The simplest unit of life is the cell. In fact, some organisms like bacteria are nothing more than a single cell. The human body contains approximately 30 trillion cells and that is without considering all he unicellular bacteria that naturally colonize  the digestive tract. Scientists estimate there are approximately 200 unique types of cells in the human body.

Cell Form Tissues :

Groups of cells organized together for a specific function form tissues. There are four basic types of tissue in the human body : epithelial, muscle, nerve and connective. Epithelial tissue covers the exterior of he body as well as the linings of the organs and cavities of the body. Muscle tissue contains cells that are sometimes called "excitable" because they are able to contract and enable movement. Nerve tissue conducts electrical impulses and send signals through the body. Connective tissue holds the body together and includes both bones and blood.

Tissues Form Organs :

An organ is two or more tissues that come together to form a single unit with a unique structure and function. The heart, for example, is an organ that contains all four types of tissue to accomplish its very important task. There are 78 organs in the human body, including five organs considered vital for life. These vital organs are the brain, heart, lungs, kidney and liver. The largest human organ is the skin, which can weigh around 20 pounds.

Recently, scientists mapped out more than a million cell across 33 organs in the human body which can provide unparalleled insights into health and diseases.

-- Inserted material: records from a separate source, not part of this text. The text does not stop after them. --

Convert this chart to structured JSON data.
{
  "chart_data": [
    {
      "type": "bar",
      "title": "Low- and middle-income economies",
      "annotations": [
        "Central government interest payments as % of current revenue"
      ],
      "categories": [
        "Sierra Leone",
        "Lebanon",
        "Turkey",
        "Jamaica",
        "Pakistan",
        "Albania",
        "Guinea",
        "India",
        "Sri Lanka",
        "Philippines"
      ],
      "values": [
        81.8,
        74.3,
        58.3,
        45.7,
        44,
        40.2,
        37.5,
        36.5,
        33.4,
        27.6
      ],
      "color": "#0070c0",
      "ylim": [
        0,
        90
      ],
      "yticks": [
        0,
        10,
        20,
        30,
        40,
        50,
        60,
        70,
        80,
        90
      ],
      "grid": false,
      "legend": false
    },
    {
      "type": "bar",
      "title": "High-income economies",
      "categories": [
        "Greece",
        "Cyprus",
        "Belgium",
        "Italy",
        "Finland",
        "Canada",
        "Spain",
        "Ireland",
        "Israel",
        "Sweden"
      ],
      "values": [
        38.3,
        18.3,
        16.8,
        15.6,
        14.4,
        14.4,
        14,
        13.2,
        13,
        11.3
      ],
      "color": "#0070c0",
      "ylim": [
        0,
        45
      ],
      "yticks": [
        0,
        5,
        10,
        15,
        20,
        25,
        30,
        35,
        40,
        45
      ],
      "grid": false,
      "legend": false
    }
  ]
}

Researchers looked at single immune cells from deceased individuals to understand the function of immune cells in different tissues. 

Foetal tissues were also studied to generate a map of the developing immune system across gestation stages --- 

the period between conception and birth.

Mapping was also specifically undertaken about cells that host  genes linked to diseases like muscular dystrophy or heart disease.

Study observed multiple tissues from human donors. The researchers named it the Tabula Sapiens cell atlas.